There are bicycles for every form of competition from road sprints to climbs, and from XC to downhill. And then there are triathlon bikes. For those who still don’t know, a triathlon consists of a swim, a foot race and a bike race, all on the same day and without a break except for a quick change into an appropriate gear.
The main difference between a road bike and a triathlon bike lies in the positioning of the seat. On a triathlon bike, the seat tube is steeper than on a road bike, which forces the hips to sit forward and gives the rider less tension on the quadriceps and hamstrings. Road bikes typically have a 72-degree seat tube angle while a triathlon bike has an angle of about 78 degrees.

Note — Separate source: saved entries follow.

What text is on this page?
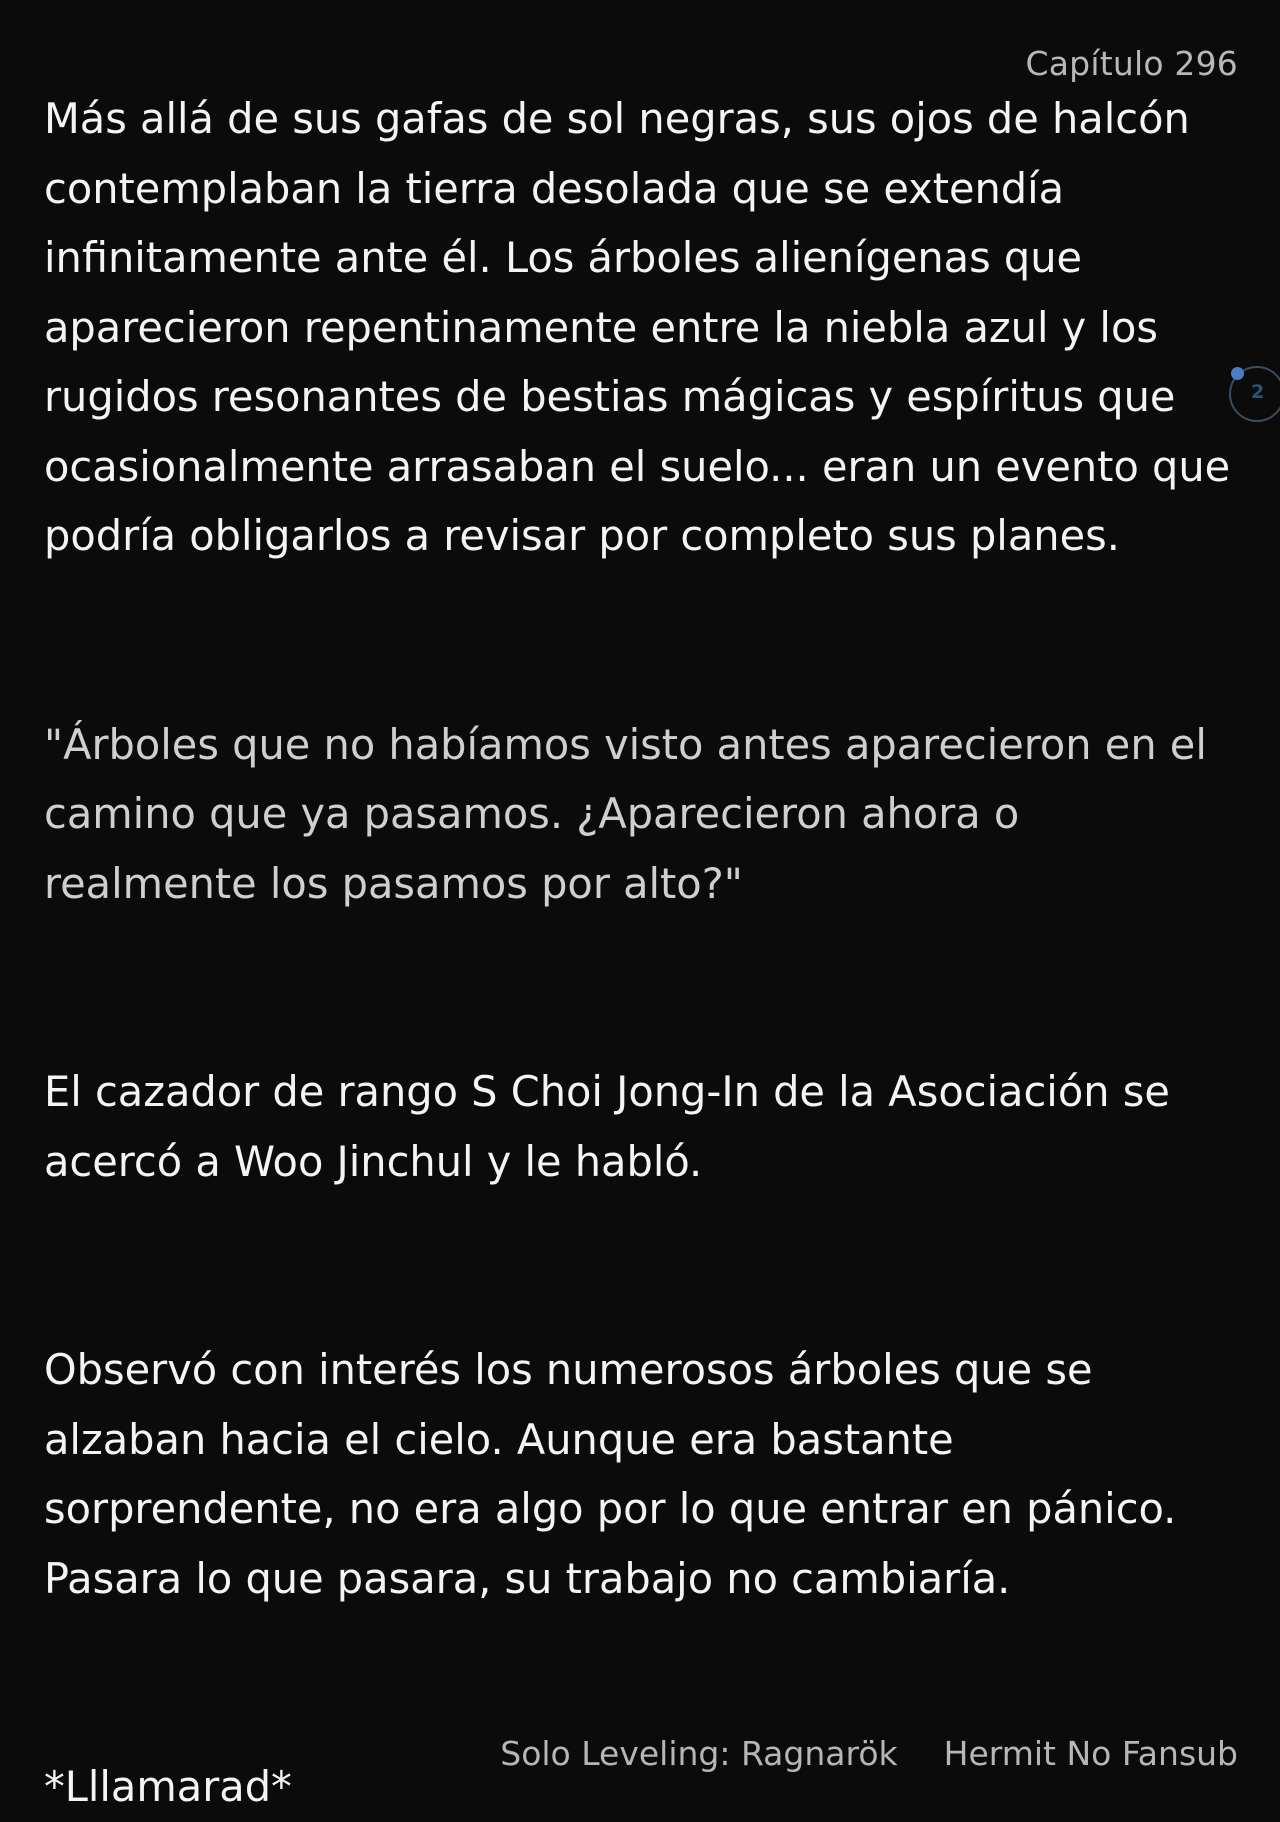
Capítulo 296

Más allá de sus gafas de sol negras, sus ojos de halcón
contemplaban la tierra desolada que se extendía
infinitamente ante él. Los árboles alienígenas que
aparecieron repentinamente entre la niebla azul y los
rugidos resonantes de bestias mágicas y espíritus que
ocasionalmente arrasaban el suelo... eran un evento que
podría obligarlos a revisar por completo sus planes.

"Árboles que no habíamos visto antes aparecieron en el
camino que ya pasamos. ¿Aparecieron ahora o
realmente los pasamos por alto?"

El cazador de rango S Choi Jong-In de la Asociación se
acercó a Woo Jinchul y le habló.

Observó con interés los numerosos árboles que se
alzaban hacia el cielo. Aunque era bastante
sorprendente, no era algo por lo que entrar en pánico.
Pasara lo que pasara, su trabajo no cambiaría.

*Lllamarad*

2
Solo Leveling: Ragnarök Hermit No Fansub
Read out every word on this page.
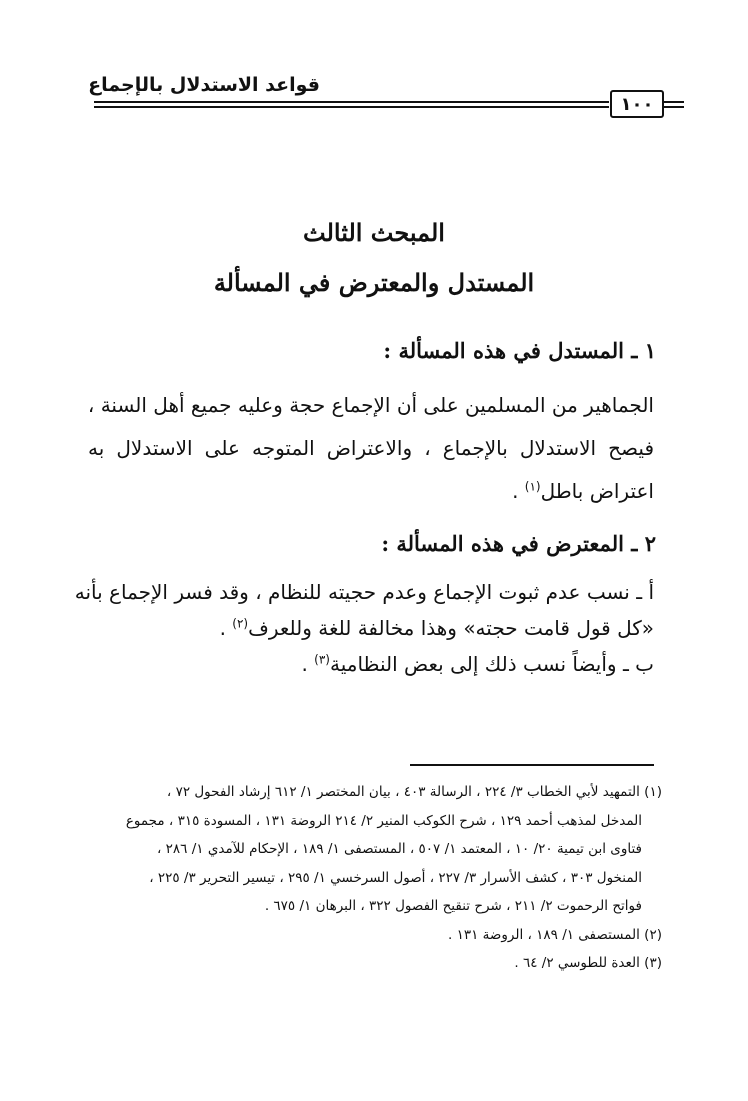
قواعد الاستدلال بالإجماع
١٠٠
المبحث الثالث
المستدل والمعترض في المسألة
١ ـ المستدل في هذه المسألة :
الجماهير من المسلمين على أن الإجماع حجة وعليه جميع أهل السنة ،
فيصح الاستدلال بالإجماع ، والاعتراض المتوجه على الاستدلال به
اعتراض باطل$^{(١)}$ .
٢ ـ المعترض في هذه المسألة :
أ ـ نسب عدم ثبوت الإجماع وعدم حجيته للنظام ، وقد فسر الإجماع بأنه
«كل قول قامت حجته» وهذا مخالفة للغة وللعرف$^{(٢)}$ .
ب ـ وأيضاً نسب ذلك إلى بعض النظامية$^{(٣)}$ .
(١) التمهيد لأبي الخطاب ٣/ ٢٢٤ ، الرسالة ٤٠٣ ، بيان المختصر ١/ ٦١٢ إرشاد الفحول ٧٢ ،
المدخل لمذهب أحمد ١٢٩ ، شرح الكوكب المنير ٢/ ٢١٤ الروضة ١٣١ ، المسودة ٣١٥ ، مجموع
فتاوى ابن تيمية ٢٠/ ١٠ ، المعتمد ١/ ٥٠٧ ، المستصفى ١/ ١٨٩ ، الإحكام للآمدي ١/ ٢٨٦ ،
المنخول ٣٠٣ ، كشف الأسرار ٣/ ٢٢٧ ، أصول السرخسي ١/ ٢٩٥ ، تيسير التحرير ٣/ ٢٢٥ ،
فواتح الرحموت ٢/ ٢١١ ، شرح تنقيح الفصول ٣٢٢ ، البرهان ١/ ٦٧٥ .
(٢) المستصفى ١/ ١٨٩ ، الروضة ١٣١ .
(٣) العدة للطوسي ٢/ ٦٤ .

Because drafting is not legal in most triathlons, each triathlon bike is wind-tunnel tested during the design phase to be sure it is efficient and saves the rider as many watts as possible during the ride. A triathlon bike also features aero bars that place the rider in a very aerodynamic position so they’re able to ride comfortably for hours at a time. In addition, deep carbon-fibre wheels are used to increase aerodynamics. Triathlon bike races are usually long and demanding. They span from 10 km for the super sprint triathlon to 180 km for the Ironman triathlon. The standard and Olympic distance is 40 km. Therefore, the rider needs to be prepared for emergencies such as a puncture.
If you’re crazy enough to think about becoming a triathlete, you probably already have all the equipment you’ll need for the swim and the run. But you will need a bike. The first question is what’s best for a beginner. www.triathlete.com suggests that you may be better off, in the beginning, at least, with a road bike. “Road bikes are versatile and well suited for just about anything,” they write. “Triathlon bikes can be tricky to handle; they are made for going fast in a straight line and are not ideal for group riding or easy endurance rides. Every triathlete should own a road bike but not every triathlete should own a tri bike.”
But if you’re set on a tri bike, make sure it’s a good fit – literally. A bad fit will hamper your performance, limit your pleasure, and can even lead to injury. Check the fitter database on Ibfi-certification.com, or ask around for a recommendation of some fitters in your area, if there are any.
The next question is: aluminium or carbon frame? The decision will make a difference in how the bike feels during the ride. While aluminium frames can be as light as those made of carbon, aluminium tends to put up a harsher ride. If you can’t afford a carbon frame, you can still get a good ride on the aluminium frame by matching it with high-quality tires and making sure they are always inflated to the recommended pressure.
A good road bike for a beginner is the Cannondale CAAD12 105 with Shimano 105 parts. It will set you back about $1,600. An excellent beginner’s tri bike is the gorgeously designed Ventum Z with Shimano Ultegra parts, priced at about $3,500.
The only question I still have is: are you sure you want to do this?